On January 12, 2018, the United States Court of Appeals for the Second Circuit issued an opinion in Arkansas Teachers Retirement System v. Goldman Sachs Group, Inc., No. 16-250 (2d Cir. Jan. 12, 2018), vacating a district court order certifying a federal securities class. The plaintiffs claimed that Goldman Sachs had, during the class period, made material misstatements about its efforts to avoid conflicts of interest, and that eventual public disclosure of such conflicts caused the company’s shares to decline in value. Id. at 6, 9. The case involved the question whether the plaintiffs were entitled to the so-called fraud on the market presumption announced in Basic Inc. v. Levinson, 485 U.S. 224 (1988). This question arose because at the class certification stage, the defendants had come forward with affirmative evidence that the market had not reacted to the disclosure of information that allegedly was hidden during the class period. The Second Circuit found that, at class certification, the defendant bears the burden of establishing, by a preponderance of the evidence, that the fraud on the market presumption should not apply. Id. at 21.
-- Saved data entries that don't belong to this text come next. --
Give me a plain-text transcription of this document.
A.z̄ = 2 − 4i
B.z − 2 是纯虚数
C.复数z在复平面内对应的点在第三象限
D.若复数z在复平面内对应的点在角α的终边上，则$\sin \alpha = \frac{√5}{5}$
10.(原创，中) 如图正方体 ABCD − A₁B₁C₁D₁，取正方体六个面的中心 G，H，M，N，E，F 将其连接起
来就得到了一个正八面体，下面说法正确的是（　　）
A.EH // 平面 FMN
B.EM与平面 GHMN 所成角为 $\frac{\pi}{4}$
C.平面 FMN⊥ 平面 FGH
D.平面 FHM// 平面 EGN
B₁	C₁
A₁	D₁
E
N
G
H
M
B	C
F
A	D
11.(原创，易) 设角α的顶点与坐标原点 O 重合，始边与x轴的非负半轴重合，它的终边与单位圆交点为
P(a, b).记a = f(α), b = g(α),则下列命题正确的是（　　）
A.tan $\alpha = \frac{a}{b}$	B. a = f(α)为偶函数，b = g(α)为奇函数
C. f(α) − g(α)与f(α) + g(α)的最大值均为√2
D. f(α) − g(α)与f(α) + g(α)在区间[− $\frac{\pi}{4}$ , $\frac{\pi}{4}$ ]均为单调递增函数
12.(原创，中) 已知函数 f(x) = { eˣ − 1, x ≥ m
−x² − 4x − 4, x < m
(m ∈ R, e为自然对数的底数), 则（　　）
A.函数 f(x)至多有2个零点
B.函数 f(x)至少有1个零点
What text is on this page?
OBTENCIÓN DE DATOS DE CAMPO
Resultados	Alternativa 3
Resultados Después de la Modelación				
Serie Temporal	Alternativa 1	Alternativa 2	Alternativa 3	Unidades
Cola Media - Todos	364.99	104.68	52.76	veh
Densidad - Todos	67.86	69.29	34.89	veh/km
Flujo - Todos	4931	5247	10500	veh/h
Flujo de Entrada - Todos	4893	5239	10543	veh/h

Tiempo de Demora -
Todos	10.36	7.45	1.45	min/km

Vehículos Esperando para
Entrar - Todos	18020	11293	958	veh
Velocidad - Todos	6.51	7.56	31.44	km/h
Although Mineworkers Pension Scheme focuses on loss causation at the motion to dismiss stage whereas Arkansas Teachers considers the fraud on the market presumption at the class certification stage, the decisions both clarify how courts consider the impact of alleged misstatements—and the subsequent disclosure of the “truth”—in federal securities class actions. While the decisions make clear that plaintiffs have multiple avenues for alleging that they suffered a compensable loss, they can also provide a path for defendants and their experts to challenge certification.